Celebrating an auteur
Daniel Day-Lewis plays the ruthless oilman Daniel Plainview in the 2007 Paul Thomas Anderson masterpiece There Will Be Blood
Celebrating an auteur
Film review: There Will Be Blood - Lanz Aaron G. Tan (The Philippine Star) - July 1, 2020 - 12:00am

Last June 26, celebrated director Paul Thomas Anderson turned 50. His seething 2007 masterpiece, There Will Be Blood, tells the story of modern humanity in just 150 minutes — from the death of the pastoral frontier to the rise of unadulterated, unbridled capitalism.

Anderson’s film is about competition, anger, fatherhood and religion. At its heart is the ruthless oilman Daniel Plainview (Daniel Day-Lewis), unwavering in not just his dedication to wage a deadly war of competition, but also in channeling his frustrations to push down all those he deems unworthy.

Plainview is not a man who lives for the comforts in life as we know it. He is not, as he advertises, a family man. He does not seek the company of a lover. Nor does he seek the luxuries of material wealth. He sleeps on the floor, is content to be slathered in oil, and doesn’t hesitate to cut loose all that dare slow the progress of his oil fields. His goal — the sole purpose for which he exists — is competition.

On the other end of the spectrum is pastor Eli Sunday (Paul Dano). In Anderson’s film, it is the meek religious villagers who give way to the tyrannical capitalist. In the film, business and Christianity are not just incompatible, but competing visions of how mankind should progress.

Eli’s Church — which, I must stress, is a fictional construction — is portrayed in the film as nothing more than a hallowed vessel to showcase an entertaining performance, with Sunday as its charismatic showman. And the villagers, watching awestruck, is the audience — buying in completely and gullibly to any higher power that presents itself. Plainview exploits what he views as weak sentiment; he masquerades as a religious family man, only to then swindle local families out of their lands and livelihoods. It is only on their demise that he can build his empire.

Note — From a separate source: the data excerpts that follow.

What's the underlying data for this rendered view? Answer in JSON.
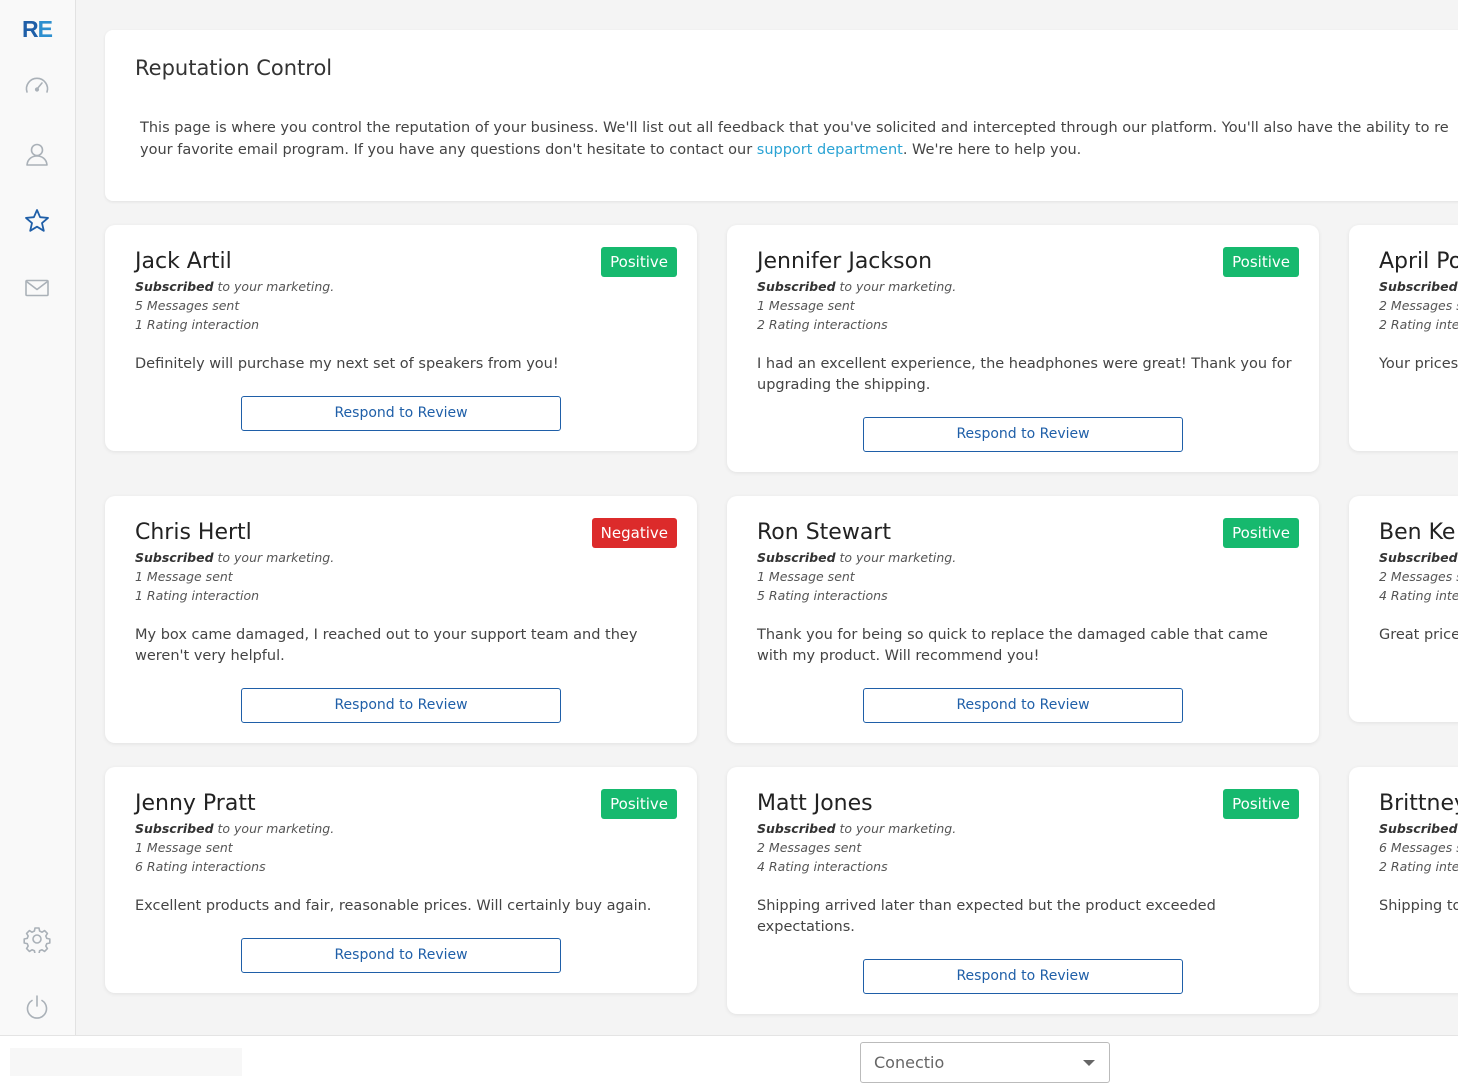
{
  "app": {
    "logo_r": "R",
    "logo_e": "E"
  },
  "sidebar": {
    "items": [
      {
        "icon": "dashboard-gauge-icon"
      },
      {
        "icon": "contacts-icon"
      },
      {
        "icon": "star-icon",
        "active": true
      },
      {
        "icon": "mail-icon"
      },
      {
        "icon": "settings-gear-icon"
      },
      {
        "icon": "power-icon"
      }
    ],
    "colors": {
      "inactive": "#aab1b8",
      "active": "#1f5fa8"
    }
  },
  "header": {
    "title": "Reputation Control",
    "intro_line1": "This page is where you control the reputation of your business. We'll list out all feedback that you've solicited and intercepted through our platform. You'll also have the ability to re",
    "intro_line2_before": "your favorite email program. If you have any questions don't hesitate to contact our ",
    "intro_link": "support department",
    "intro_line2_after": ". We're here to help you."
  },
  "reviews": [
    {
      "name": "Jack Artil",
      "sentiment": "Positive",
      "subscribed": "Subscribed",
      "subscribed_rest": " to your marketing.",
      "messages_count": "5",
      "messages_label": " Messages sent",
      "ratings_count": "1",
      "ratings_label": " Rating interaction",
      "text": "Definitely will purchase my next set of speakers from you!",
      "button": "Respond to Review"
    },
    {
      "name": "Jennifer Jackson",
      "sentiment": "Positive",
      "subscribed": "Subscribed",
      "subscribed_rest": " to your marketing.",
      "messages_count": "1",
      "messages_label": " Message sent",
      "ratings_count": "2",
      "ratings_label": " Rating interactions",
      "text": "I had an excellent experience, the headphones were great! Thank you for upgrading the shipping.",
      "button": "Respond to Review"
    },
    {
      "name": "April Po",
      "sentiment": "",
      "subscribed": "Subscribed i",
      "subscribed_rest": "",
      "messages_count": "2",
      "messages_label": " Messages s",
      "ratings_count": "2",
      "ratings_label": " Rating inte",
      "text": "Your prices",
      "button": ""
    },
    {
      "name": "Chris Hertl",
      "sentiment": "Negative",
      "subscribed": "Subscribed",
      "subscribed_rest": " to your marketing.",
      "messages_count": "1",
      "messages_label": " Message sent",
      "ratings_count": "1",
      "ratings_label": " Rating interaction",
      "text": "My box came damaged, I reached out to your support team and they weren't very helpful.",
      "button": "Respond to Review"
    },
    {
      "name": "Ron Stewart",
      "sentiment": "Positive",
      "subscribed": "Subscribed",
      "subscribed_rest": " to your marketing.",
      "messages_count": "1",
      "messages_label": " Message sent",
      "ratings_count": "5",
      "ratings_label": " Rating interactions",
      "text": "Thank you for being so quick to replace the damaged cable that came with my product. Will recommend you!",
      "button": "Respond to Review"
    },
    {
      "name": "Ben Ke",
      "sentiment": "",
      "subscribed": "Subscribed i",
      "subscribed_rest": "",
      "messages_count": "2",
      "messages_label": " Messages s",
      "ratings_count": "4",
      "ratings_label": " Rating inte",
      "text": "Great prices",
      "button": ""
    },
    {
      "name": "Jenny Pratt",
      "sentiment": "Positive",
      "subscribed": "Subscribed",
      "subscribed_rest": " to your marketing.",
      "messages_count": "1",
      "messages_label": " Message sent",
      "ratings_count": "6",
      "ratings_label": " Rating interactions",
      "text": "Excellent products and fair, reasonable prices. Will certainly buy again.",
      "button": "Respond to Review"
    },
    {
      "name": "Matt Jones",
      "sentiment": "Positive",
      "subscribed": "Subscribed",
      "subscribed_rest": " to your marketing.",
      "messages_count": "2",
      "messages_label": " Messages sent",
      "ratings_count": "4",
      "ratings_label": " Rating interactions",
      "text": "Shipping arrived later than expected but the product exceeded expectations.",
      "button": "Respond to Review"
    },
    {
      "name": "Brittney",
      "sentiment": "",
      "subscribed": "Subscribed i",
      "subscribed_rest": "",
      "messages_count": "6",
      "messages_label": " Messages s",
      "ratings_count": "2",
      "ratings_label": " Rating inte",
      "text": "Shipping to",
      "button": ""
    }
  ],
  "footer": {
    "select_value": "Conectio"
  },
  "colors": {
    "positive": "#16b96e",
    "negative": "#dc2b2b",
    "brand": "#1f5fa8",
    "link": "#2aa3d4"
  }
}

There Will Be Blood is flourished with stunning cinematography. Anderson reverts to recurring images bearing religious resemblance: oil is often not shown as inky black, but catches dazzling reflections in the light. When oil is first discovered on his fields, Plainview raises his black-soaked hand up to the Sun ceremoniously. Plainview even christens his son, HW, with oil on his forehead. In There Will Be Blood, capitalism is Plainview’s deity. The fields are his church. And he is the pastor, ready to spread his word and practices.